Duas medidas oficiais, duas direções. O desacordo é o dado.

por Marcus Yabe · publicado em · atualizado em · leitura de 9 minutos

Economia criativa é o conjunto de atividades cuja matéria-prima principal é trabalho intelectual e simbólico, e não insumo físico. No Brasil ela tem duas medidas oficiais, e as duas apontam para lados opostos. A Firjan calcula a indústria criativa saindo de 2,09% do PIB em 2004 para 3,59% em 2023. O IBGE mostra o setor cultural caindo de 10,5% para 8,3% de participação entre 2013 e 2023. Nenhuma das duas está errada.

O assunto costuma ser discutido como se houvesse um número único a defender. Há dois, e o mais interessante do tema não é escolher entre eles: é entender por que discordam. A distância entre as duas curvas não é ruído estatístico nem disputa institucional. É a consequência direta de duas decisões diferentes sobre onde termina o setor.

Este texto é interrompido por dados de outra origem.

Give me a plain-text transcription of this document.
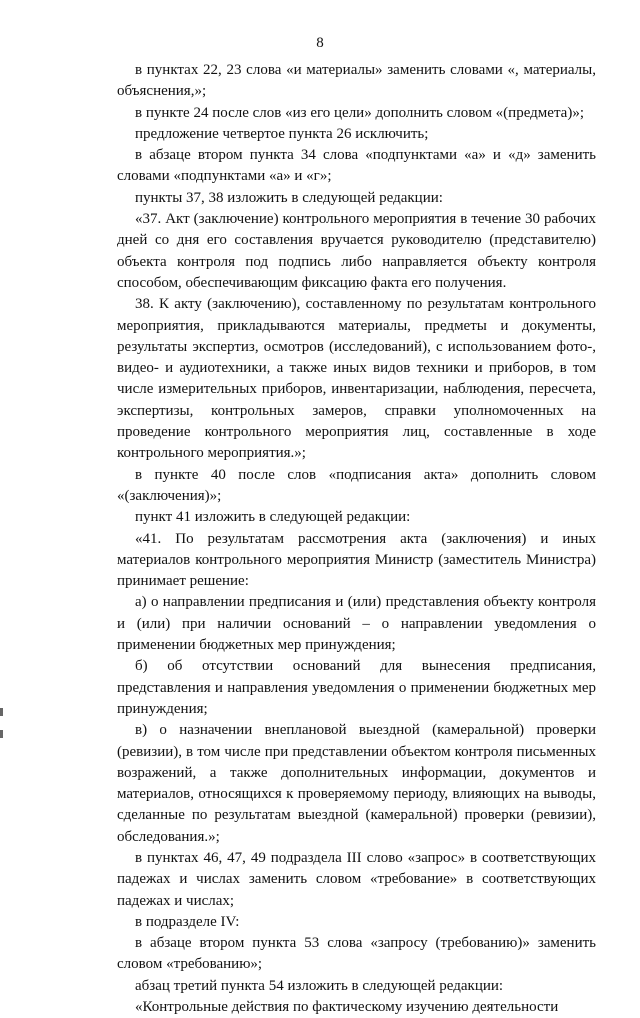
8

в пунктах 22, 23 слова «и материалы» заменить словами «, материалы, объяснения,»;

в пункте 24 после слов «из его цели» дополнить словом «(предмета)»;

предложение четвертое пункта 26 исключить;

в абзаце втором пункта 34 слова «подпунктами «а» и «д» заменить словами «подпунктами «а» и «г»;

пункты 37, 38 изложить в следующей редакции:

«37. Акт (заключение) контрольного мероприятия в течение 30 рабочих дней со дня его составления вручается руководителю (представителю) объекта контроля под подпись либо направляется объекту контроля способом, обеспечивающим фиксацию факта его получения.

38. К акту (заключению), составленному по результатам контрольного мероприятия, прикладываются материалы, предметы и документы, результаты экспертиз, осмотров (исследований), с использованием фото-, видео- и аудиотехники, а также иных видов техники и приборов, в том числе измерительных приборов, инвентаризации, наблюдения, пересчета, экспертизы, контрольных замеров, справки уполномоченных на проведение контрольного мероприятия лиц, составленные в ходе контрольного мероприятия.»;

в пункте 40 после слов «подписания акта» дополнить словом «(заключения)»;

пункт 41 изложить в следующей редакции:

«41. По результатам рассмотрения акта (заключения) и иных материалов контрольного мероприятия Министр (заместитель Министра) принимает решение:

а) о направлении предписания и (или) представления объекту контроля и (или) при наличии оснований – о направлении уведомления о применении бюджетных мер принуждения;

б) об отсутствии оснований для вынесения предписания, представления и направления уведомления о применении бюджетных мер принуждения;

в) о назначении внеплановой выездной (камеральной) проверки (ревизии), в том числе при представлении объектом контроля письменных возражений, а также дополнительных информации, документов и материалов, относящихся к проверяемому периоду, влияющих на выводы, сделанные по результатам выездной (камеральной) проверки (ревизии), обследования.»;

в пунктах 46, 47, 49 подраздела III слово «запрос» в соответствующих падежах и числах заменить словом «требование» в соответствующих падежах и числах;

в подразделе IV:

в абзаце втором пункта 53 слова «запросу (требованию)» заменить словом «требованию»;

абзац третий пункта 54 изложить в следующей редакции:

«Контрольные действия по фактическому изучению деятельности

Quem constrói marca, contrata projeto ou aloca orçamento neste território precisa saber qual das duas está sendo citada quando alguém diz que a economia criativa cresce. As duas frases são verdadeiras. Elas descrevem realidades que quase não se tocam.

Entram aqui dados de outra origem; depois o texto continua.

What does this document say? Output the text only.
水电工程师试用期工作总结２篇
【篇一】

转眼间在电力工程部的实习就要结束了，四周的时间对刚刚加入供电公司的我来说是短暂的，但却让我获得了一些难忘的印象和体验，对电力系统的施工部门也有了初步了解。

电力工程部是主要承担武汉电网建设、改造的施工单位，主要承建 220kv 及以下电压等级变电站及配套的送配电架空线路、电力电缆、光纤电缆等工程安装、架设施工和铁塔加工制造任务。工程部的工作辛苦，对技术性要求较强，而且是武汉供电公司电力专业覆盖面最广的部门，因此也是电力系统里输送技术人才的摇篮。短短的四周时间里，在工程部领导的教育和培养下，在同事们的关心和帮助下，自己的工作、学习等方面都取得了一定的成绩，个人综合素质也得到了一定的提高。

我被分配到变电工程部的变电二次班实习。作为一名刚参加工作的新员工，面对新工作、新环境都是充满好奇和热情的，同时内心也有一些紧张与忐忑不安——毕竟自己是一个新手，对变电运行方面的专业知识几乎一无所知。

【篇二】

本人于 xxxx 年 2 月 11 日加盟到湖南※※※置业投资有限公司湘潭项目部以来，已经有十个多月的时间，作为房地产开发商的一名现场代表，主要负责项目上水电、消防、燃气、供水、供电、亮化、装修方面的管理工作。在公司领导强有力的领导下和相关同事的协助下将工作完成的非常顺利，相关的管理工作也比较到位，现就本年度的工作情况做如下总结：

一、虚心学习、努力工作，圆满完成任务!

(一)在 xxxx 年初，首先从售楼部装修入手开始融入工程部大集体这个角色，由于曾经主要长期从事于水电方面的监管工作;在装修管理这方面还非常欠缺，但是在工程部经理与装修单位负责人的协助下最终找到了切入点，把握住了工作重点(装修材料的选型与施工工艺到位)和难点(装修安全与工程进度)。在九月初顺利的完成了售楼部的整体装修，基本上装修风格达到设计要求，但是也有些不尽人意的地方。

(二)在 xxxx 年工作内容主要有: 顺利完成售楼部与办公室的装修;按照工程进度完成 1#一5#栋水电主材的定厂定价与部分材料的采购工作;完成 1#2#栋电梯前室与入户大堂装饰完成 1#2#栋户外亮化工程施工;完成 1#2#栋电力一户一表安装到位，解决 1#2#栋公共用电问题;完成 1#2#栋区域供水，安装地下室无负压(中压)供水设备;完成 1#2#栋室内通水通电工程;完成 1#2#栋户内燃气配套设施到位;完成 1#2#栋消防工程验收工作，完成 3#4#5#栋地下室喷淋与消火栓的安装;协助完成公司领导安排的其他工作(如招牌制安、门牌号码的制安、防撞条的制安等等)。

E há um problema anterior, mais banal e mais frequente: a maior parte das conversas sobre o tema mistura PIB, valor adicionado, faturamento e massa salarial como se fossem sinônimos. Não são. A diferença entre eles, no mesmo setor e no mesmo ano, chega a nove vezes.

O que exatamente subiu de 2,09% para 3,59%

O número mais citado da economia criativa brasileira é uma estimativa, não uma conta nacional. A Firjan calcula o que chama de PIB Criativo a partir do trabalho criativo formal registrado na RAIS, base que só enxerga quem tem carteira assinada. Em 2023 esse cálculo chegou a R$ 393,3 bilhões, ou 3,59% do PIB, contra 2,09% em 2004.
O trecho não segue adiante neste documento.